Der Mord
 

Sie betritt das Haus durch den Kellereingang und geht schwer bepackt mit zwei großen Einkaufstüten die Treppe hinauf zum Erdgeschoss. Erleichtert stellt sie die Sachen im Flur ab und will gerade ihren Schlüsselbund an den dafür vorgesehenen Haken hängen, als ein Geräusch ihre Aufmerksamkeit erregt. 

Sie hält inne und konzentriert sich völlig auf ihre Umgebung. Da, schon wieder: Der Laut kommt eindeutig aus ihrem Schlafzimmer: Irgendetwas oder irgendjemand macht sich dort zu schaffen. Sie blickt sich kurz um, denn ohne passende Waffe will sie ihrem Gegner keinesfalls gegenübertreten. Mit leisen Schritten schleicht sie zur Flurkommode, wo sie schließlich das ideale Werkzeug findet. Es liegt wirklich gut in der Hand und probehalber holt sie damit aus: Ja, damit wird es gehen. Erneut hört sie das markante Geräusch, dann - Stille. 

Vorsichtig öffnet sie die Schlafzimmertür und sieht auch sofort den Eindringling. Obwohl sie bis zum äußersten angespannt ist, bleibt noch Zeit sich darüber zu wundern, wie er in ihr Haus eindringen konnte, obwohl alle Türen und Fenster verschlossen und. gut vergittert sind. Dann aber schießt eine Welle Adrenalin durch ihre Adern. Sie taxiert ihn: von der Größe her wird sie es mit ihm aufnehmen können. Einen anderen Vorteil hat sie auch noch: er hat sie noch nicht gesehen und macht sich weiter am Griff der Schublade ihres Schrankes zu schaffen. Mit leisen Schritten nähert sie sich vorsichtig von hinten und holt gleichzeitig entschlossen mit der Waffe aus. Im entscheidenden Moment gibt jedoch ihr Knie einen knackenden Laut von sich, was den Eindringling auf sie aufmerksam macht. Sie lässt ihre Waffe herunter sausen, verfehlt jedoch das Ziel um Haaresbreite. 

Da sie mit ihrem Körper den idealen Fluchtweg, nämlich die Tür, blockiert, wirft sich ihr Gegner in Ermangelung einer besseren Option gegen das Schlafzimmerfenster. Mit seiner ganzen Körperkraft drückt er dagegen, wohl ahnend, dass er in der Falle sitzt. „Mein Fenster“, durchfährt es sie, und kalte Wut kriecht in ihr hoch: Erst gestern hat sie es frisch geputzt und während sich der Eindringlich erneut dagegen wirft, beschließt sie, keinerlei Mitleid mit ihm zu haben. Sie hasst es nämlich, Fenster zu putzen und weiß jetzt schon, dass sie nach diesem Gemetzel unweigerlich den Putzlappen erneut schwingen muss. 

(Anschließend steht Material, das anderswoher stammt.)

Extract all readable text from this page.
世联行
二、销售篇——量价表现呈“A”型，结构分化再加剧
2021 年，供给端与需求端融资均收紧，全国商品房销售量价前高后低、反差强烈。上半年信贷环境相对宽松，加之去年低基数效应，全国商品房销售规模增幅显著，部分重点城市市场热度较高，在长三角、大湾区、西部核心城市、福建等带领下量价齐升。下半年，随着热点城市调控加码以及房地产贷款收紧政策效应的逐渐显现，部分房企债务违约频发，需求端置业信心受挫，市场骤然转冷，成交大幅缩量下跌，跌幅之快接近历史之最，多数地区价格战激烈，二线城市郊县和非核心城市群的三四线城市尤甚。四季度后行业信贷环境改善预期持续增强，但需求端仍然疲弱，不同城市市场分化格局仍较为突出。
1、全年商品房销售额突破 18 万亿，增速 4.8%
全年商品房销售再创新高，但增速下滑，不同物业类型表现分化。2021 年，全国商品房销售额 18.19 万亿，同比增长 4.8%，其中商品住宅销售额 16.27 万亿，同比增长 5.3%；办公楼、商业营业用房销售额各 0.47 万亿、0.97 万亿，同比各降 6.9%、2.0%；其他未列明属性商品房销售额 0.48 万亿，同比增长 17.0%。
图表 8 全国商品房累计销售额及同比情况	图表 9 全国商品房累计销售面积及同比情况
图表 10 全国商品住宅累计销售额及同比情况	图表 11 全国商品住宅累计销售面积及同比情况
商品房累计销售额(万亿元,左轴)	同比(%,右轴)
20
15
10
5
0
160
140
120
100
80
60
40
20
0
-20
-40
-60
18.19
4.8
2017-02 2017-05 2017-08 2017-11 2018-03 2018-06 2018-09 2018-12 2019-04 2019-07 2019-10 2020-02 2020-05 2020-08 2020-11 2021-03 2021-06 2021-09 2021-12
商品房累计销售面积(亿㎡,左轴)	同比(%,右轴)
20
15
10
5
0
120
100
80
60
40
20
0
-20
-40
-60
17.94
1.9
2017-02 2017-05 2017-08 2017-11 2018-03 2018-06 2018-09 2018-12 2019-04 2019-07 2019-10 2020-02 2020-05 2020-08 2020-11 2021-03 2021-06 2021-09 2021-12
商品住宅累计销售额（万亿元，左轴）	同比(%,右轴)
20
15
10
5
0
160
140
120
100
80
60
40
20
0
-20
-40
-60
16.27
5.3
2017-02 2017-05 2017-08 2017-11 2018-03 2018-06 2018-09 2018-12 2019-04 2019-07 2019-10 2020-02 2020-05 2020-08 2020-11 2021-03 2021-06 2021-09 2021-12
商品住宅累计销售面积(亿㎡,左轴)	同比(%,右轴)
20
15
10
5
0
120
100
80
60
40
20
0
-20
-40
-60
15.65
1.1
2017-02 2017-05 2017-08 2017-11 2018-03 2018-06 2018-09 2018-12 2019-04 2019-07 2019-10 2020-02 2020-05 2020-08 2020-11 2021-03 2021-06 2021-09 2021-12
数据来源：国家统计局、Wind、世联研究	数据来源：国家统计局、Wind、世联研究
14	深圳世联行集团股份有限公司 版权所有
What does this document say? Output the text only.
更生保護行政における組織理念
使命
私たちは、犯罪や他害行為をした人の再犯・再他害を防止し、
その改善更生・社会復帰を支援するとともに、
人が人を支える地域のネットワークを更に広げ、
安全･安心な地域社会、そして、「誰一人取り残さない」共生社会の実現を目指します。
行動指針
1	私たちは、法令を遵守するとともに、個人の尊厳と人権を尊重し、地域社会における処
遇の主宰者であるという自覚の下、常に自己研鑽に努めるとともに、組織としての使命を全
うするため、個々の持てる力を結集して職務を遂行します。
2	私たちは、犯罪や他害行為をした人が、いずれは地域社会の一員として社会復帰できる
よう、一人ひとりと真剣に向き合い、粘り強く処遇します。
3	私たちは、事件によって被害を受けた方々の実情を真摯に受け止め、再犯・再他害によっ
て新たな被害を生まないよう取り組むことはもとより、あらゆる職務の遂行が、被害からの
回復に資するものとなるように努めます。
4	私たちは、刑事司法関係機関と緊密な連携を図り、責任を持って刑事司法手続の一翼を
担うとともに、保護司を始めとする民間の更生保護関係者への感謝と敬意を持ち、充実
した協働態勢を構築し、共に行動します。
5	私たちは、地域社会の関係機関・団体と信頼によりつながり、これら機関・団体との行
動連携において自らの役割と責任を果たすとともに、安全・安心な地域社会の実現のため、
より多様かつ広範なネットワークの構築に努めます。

Bei der Verfolgungsjagd hat sie ihren ursprünglichen Standort an der Tür verlassen, was der Störenfried wohl auch registriert hat, da er jetzt nicht mehr versucht, durch das Fenster zu entkommen: Er hat die offenstehende Tür erspäht und macht sich jetzt eilig daran, diese neue Fluchtmöglichkeit zu nutzen. „Ohne mich, mein Freund“, murmelt sie, hebt drohend die Mordwaffe, ist mit einem Sprung bei der Tür und gibt ihr einen unsanften Stoß, so dass sie geräuschvoll ins Schloss fällt. Jetzt gerät der Eindringling in Panik und noch ehe sie reagieren kann, ist er schon wieder am Fenster, durch das er verzweifelt zu flüchten versucht. 

Hier, an dieser Stelle würde sich also die Schlussszene der tödlichen Auseinandersetzung abspielen. Angespannt taxiert sie nochmals den Gegner, der sich jetzt auf eine mögliche Flucht durch das Fenster konzentriert und sie keines Blickes mehr würdigt, holt mit der Waffe weit aus, ein kräftiger, kurzer Schlag und - getroffen. Das Opfer taumelt schwer verletzt zu Boden, hinterlässt am Fenster einen unschönen schmierigen Abdruck und bleibt reglos auf dem Teppich liegen. „Na toll“, durchfährt es sie, „hoffentlich gibt das keine bleibenden Flecken!“ Vorsichtig bugsiert sie ihr totes Opfer auf die Fliegenklatsche und befördert es nach draußen. Endlich Ruhe!